Contratto a tempo determinato: il decreto, divenuto ormai legge, ha modificato il D. Lgs 368/2001 che regola il contratto a termine e per il quale si prevedeva sino ad oggi la durata massima di un anno del rapporto di lavoro. Il nuovo decreto innalza il termine (anche in somministrazione) a tre anni con la possibilità di rinnovare il contratto fino a 5 volte (nel testo originario si prevedevano 8 proroghe, la Fornero ne prevedeva solo una). Cede anche l’obbligo di indicazione di causale per la sua stipulazione, ciò significa che il datore di lavoro non dovrà specificare le motivazioni che lo portano a fissare un termine al rapporto. Tale possibilità laddove prima era prevista solo nei primi 12 mesi, oggi si estende a tutti e tre gli anni di durata del contratto a termine. Infine, viene inserito un “tetto” massimo all’utilizzo del CTD che non deve superare il 20% delle dipendenze (criterio più restrittivo rispetto alla proposta originaria che parlava di 20% dell’organico), pena una sanzione amministrativa per il datore di lavoro, anche questa introdotta a posteriori e non prevista nel testo originale del decreto.

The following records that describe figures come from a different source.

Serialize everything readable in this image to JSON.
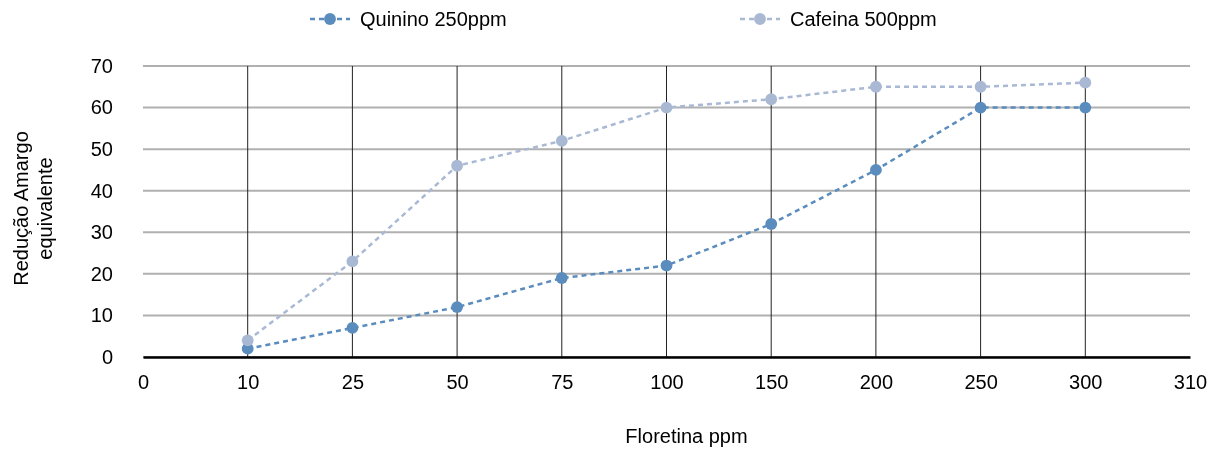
{
  "chart_data": {
    "type": "line",
    "xlabel": "Floretina ppm",
    "ylabel": "Redução Amargo equivalente",
    "categories": [
      "0",
      "10",
      "25",
      "50",
      "75",
      "100",
      "150",
      "200",
      "250",
      "300",
      "310"
    ],
    "series": [
      {
        "name": "Quinino 250ppm",
        "color": "#5b8cbe",
        "values": [
          null,
          2,
          7,
          12,
          19,
          22,
          32,
          45,
          60,
          60,
          null
        ]
      },
      {
        "name": "Cafeina 500ppm",
        "color": "#a9b9d4",
        "values": [
          null,
          4,
          23,
          46,
          52,
          60,
          62,
          65,
          65,
          66,
          null
        ]
      }
    ],
    "ylim": [
      0,
      70
    ],
    "yticks": [
      0,
      10,
      20,
      30,
      40,
      50,
      60,
      70
    ],
    "grid": true,
    "legend": "top",
    "marker": "circle",
    "line_style": "dashed"
  }
}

Apprendistato: in modifica del D. Lgs 167/2011 si prevedono modalità semplificate di redazione del piano formativo individuale sulla base di moduli e formulari. Tuttavia, questione ben più seria riguarda la stabilizzazione degli apprendisti: cade infatti il divieto ex Fornero di non assumere nuovi apprendisti se non ne sono stati confermati almeno il 30% dei precedenti. Il decreto Poletti circoscrive tale divieto solo alle imprese con più di 50 dipendenti, riducendo la percentuale al 20% delle stabilizzazioni (nel testo originario, addirittura, gli obblighi di stabilizzazione scomparivano del tutto).

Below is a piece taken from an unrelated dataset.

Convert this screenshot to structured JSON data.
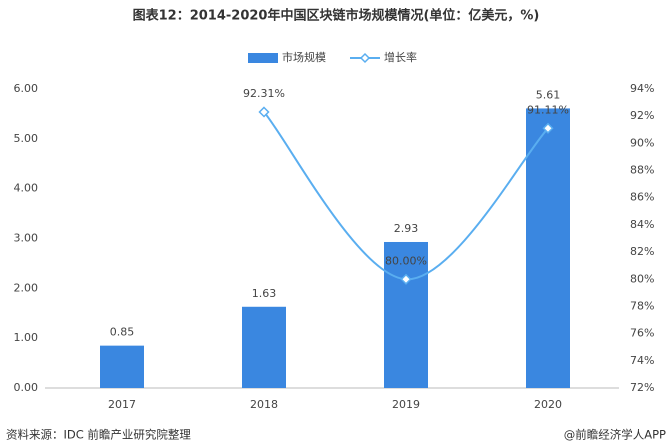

E’ evidente come il decreto cavalchi l’onda della flessibilità in nome della crescita occupazionale. Resta da chiedersi in che termini e a che prezzo questo risultato verrà raggiunto. Appare di fatto inutile, alla luce di un’analisi concreta della realtà, un aumento delle offerte di lavoro se a questo non corrisponde un’effettiva stabilizzazione del lavoratore e delle famiglie. Una riforma che prevede posti di lavoro precari, mal retribuiti, con contratti ad tempus che oggi possono rinnovarsi sino a 5 volte non può convincere e di fatto non garantisce agli under 30 una posizione lavorativa che sia in grado di assicurargli una progettualità di vita o anche solo una speranza di pensione.
Dati Isfol alla mano, i contratti della durata di un mese corrispondono al 43,5% sul totale, la quota degli avviamenti con contratto a tempo determinato è del 68,5%, mentre tra i 15 e i 24 anni la fetta di occupati precari corrisponde al 52,9%.
Senza cadere in una demonizzazione della classe imprenditoriale italiana, è evidente come di fatto il potere contrattuale in mano al giovane neo-assunto corrisponde pressoché al nulla, laddove al datore di lavoro è lasciata carta bianca. I diritti, le lotte, l’emancipazione del lavoratore e la sua dignità hanno subito uno svilimento senza precedenti. Considerato anche che il processo di precarizzazione italiana è stato 3 volte superiore rispetto a quello europeo, con un tasso di disoccupazione giovanile, tutto nostrano, al suo massimo storico del 42,5%, va constatato come a flessibilità non corrisponda necessariamente occupazione. Sarebbe il caso di dire al governo di Matteo Renzi che stavolta più che #cambiaverso si è di fronte al #contromano.

Fonti: IlFattoquotidiano; Reubblica, IlSole24ore.